The Canadian Institute for Health Information (CIHI) has recently updated its interactive tool, “Your Health System,” offering valuable insights into health-care data across Canada. Among the measures reviewed is the “low-risk” cesarean rate, which tracks the number of first-time mothers who undergo a cesarean after laboring with a single baby in their first pregnancy. With this data, CIHI compares provincial rates to the national average of 17.9%, highlighting that Alberta (20.8%) and British Columbia (24.5%) fall “below average” in their cesarean rates.
The message is clear: lower cesarean rates are “desirable.” However, this statistic oversimplifies the complexities of childbirth and medical care, failing to capture the nuances that shape individual clinical decisions.
Clinical Care: More Than Just Numbers
The low-risk cesarean rate tells us how many women in their first pregnancy experience a cesarean after spontaneous labor, but it does not consider the clinical reasons behind the decision to intervene.
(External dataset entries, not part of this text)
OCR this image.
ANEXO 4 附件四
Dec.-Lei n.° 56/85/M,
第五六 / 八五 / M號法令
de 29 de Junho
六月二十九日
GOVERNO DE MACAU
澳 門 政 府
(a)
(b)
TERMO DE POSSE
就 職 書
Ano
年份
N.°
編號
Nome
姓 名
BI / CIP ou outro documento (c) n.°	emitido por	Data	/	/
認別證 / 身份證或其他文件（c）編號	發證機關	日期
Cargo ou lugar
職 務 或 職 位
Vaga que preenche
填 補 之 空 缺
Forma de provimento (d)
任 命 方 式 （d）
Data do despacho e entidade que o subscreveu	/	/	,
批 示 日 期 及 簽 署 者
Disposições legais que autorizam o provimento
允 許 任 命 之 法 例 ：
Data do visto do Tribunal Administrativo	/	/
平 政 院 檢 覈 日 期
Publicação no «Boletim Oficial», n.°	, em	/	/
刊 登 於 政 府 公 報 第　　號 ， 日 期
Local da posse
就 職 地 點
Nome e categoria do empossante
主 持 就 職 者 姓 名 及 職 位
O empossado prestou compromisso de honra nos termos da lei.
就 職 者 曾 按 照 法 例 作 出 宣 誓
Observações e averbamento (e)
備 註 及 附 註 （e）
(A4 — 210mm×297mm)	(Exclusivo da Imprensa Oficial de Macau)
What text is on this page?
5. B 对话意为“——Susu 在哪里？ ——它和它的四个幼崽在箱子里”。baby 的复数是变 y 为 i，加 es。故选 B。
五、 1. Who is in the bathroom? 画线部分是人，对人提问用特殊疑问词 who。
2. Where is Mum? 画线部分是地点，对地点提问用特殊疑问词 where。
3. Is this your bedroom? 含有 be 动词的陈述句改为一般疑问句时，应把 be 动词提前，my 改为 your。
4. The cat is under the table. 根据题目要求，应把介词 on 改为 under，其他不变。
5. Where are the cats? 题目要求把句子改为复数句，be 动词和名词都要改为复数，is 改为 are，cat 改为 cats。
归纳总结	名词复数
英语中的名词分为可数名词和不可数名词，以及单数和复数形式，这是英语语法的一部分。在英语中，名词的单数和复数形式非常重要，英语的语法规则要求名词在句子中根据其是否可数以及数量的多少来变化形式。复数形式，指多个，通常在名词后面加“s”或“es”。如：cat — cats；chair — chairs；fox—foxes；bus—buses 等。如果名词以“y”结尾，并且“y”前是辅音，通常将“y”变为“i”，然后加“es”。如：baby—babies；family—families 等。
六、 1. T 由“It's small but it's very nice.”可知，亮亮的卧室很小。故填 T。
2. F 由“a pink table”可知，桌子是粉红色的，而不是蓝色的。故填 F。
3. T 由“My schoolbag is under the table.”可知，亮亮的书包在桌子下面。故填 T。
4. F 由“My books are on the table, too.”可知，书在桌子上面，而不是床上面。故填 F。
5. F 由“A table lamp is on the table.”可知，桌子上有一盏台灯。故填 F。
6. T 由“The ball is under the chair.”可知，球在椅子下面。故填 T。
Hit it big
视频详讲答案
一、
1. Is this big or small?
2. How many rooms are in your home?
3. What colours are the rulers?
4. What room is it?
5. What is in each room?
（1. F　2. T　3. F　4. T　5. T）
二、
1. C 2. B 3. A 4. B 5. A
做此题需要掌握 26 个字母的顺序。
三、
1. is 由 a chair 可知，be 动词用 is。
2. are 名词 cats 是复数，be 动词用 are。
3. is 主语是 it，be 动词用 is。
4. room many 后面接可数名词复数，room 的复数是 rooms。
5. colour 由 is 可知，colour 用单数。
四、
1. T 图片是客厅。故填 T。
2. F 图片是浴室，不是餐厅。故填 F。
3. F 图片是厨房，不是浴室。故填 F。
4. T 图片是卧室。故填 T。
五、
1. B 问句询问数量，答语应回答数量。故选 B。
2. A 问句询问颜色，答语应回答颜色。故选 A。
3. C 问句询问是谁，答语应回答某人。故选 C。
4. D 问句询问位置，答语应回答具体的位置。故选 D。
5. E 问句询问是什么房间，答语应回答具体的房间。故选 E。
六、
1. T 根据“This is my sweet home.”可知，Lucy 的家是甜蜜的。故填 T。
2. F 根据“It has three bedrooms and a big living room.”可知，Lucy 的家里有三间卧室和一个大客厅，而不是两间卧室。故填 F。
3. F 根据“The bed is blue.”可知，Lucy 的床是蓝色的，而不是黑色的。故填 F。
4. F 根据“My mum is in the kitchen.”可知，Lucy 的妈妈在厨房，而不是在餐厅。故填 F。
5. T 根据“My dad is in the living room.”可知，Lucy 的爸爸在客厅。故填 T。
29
For many women, a cesarean can be a life-saving procedure, especially in the face of unforeseen complications such as fetal distress, obstructed labor, or issues related to high infant birth weights.
It also overlooks the broader context of rising maternal age—currently averaging 31.7 years in Canada—which carries higher risks, including pre-existing medical conditions and pregnancy complications. Modern advancements in fetal monitoring have made it easier to detect potential problems during labor, and as a result, cesareans are sometimes necessary to ensure the safety of both mother and child.
CIHI’s focus on vaginal birth as the “expected” outcome ignores the reality that childbirth is inherently unpredictable. Parents expect safe, healthy deliveries, and cesareans are an important tool for obstetricians to meet these expectations.
Patient Autonomy and Outcomes Matter
The well-being of mothers should also be a priority. Recent research revealed that Canada has the highest rate of severe injuries to the pelvic floor from the use of forceps and vacuum-assisted deliveries among 24 high-income countries. These injuries can lead to long-term health issues such as urinary and fecal incontinence and pelvic organ prolapse.
In this context, rising cesarean rates may actually be an indicator that more mothers are choosing cesareans to avoid these complications, which are not always preventable through vaginal delivery. The principles of patient-centered care should prioritize the choices and well-being of individuals, especially when avoiding instrumental deliveries could reduce the risk of permanent damage.
A one-size-fits-all policy that pushes for lower cesarean rates, without considering individual patient needs, goes against the concept of informed consent and autonomy. The landmark Montgomery Supreme Court ruling in the United Kingdom stressed that maternal satisfaction and the informed decision-making process are more relevant measures of success than any statistic about cesarean births.
Lessons from the UK: Reassessing Cesarean Rate Targets
CIHI’s focus on reducing cesarean rates echoes similar efforts in the United Kingdom, where for years, hospital staff and safety inspectors pushed for lower cesarean rates. This was largely driven by concerns about the high costs of cesarean births. However, this focus on reducing cesareans resulted in delayed interventions, leading to tragic outcomes, including the deaths and serious injuries of mothers and babies who were deprived of necessary cesareans during “low-risk” pregnancies.
The UK’s multi-billion-dollar litigation costs from these incidents eventually forced the government to reevaluate its approach. The growing concerns in Canada about rising litigation and the long-term costs of pelvic floor damage suggest that a similar reckoning may be on the horizon here.
A Patient-Centered Perspective for Health-Care Metrics
CIHI has acknowledged the need for better access to cesarean births in remote areas of Canada, where healthcare resources are often scarce. However, its blanket stance that “lower rates are desirable” needs to be reconsidered, especially as the national “normal childbirth” policy that it still references is now recognized as outdated for clinical purposes.
To truly improve health outcomes and guide the evolution of Canada’s healthcare system, CIHI must adopt a broader, more patient-centered approach to reporting childbirth metrics. This should include comprehensive data on women’s reproductive health beyond just childbirth—taking into account conditions like pelvic floor disorders, endometriosis, infertility, and uterine bleeding.
Women are not merely vessels for childbirth—they are complex individuals with diverse health needs that extend far beyond delivery. Canada’s healthcare system should reflect this, with reporting that addresses these unique aspects of women’s health.
The conversation about cesarean rates is more than just about numbers; it is about recognizing and respecting the full spectrum of women’s health.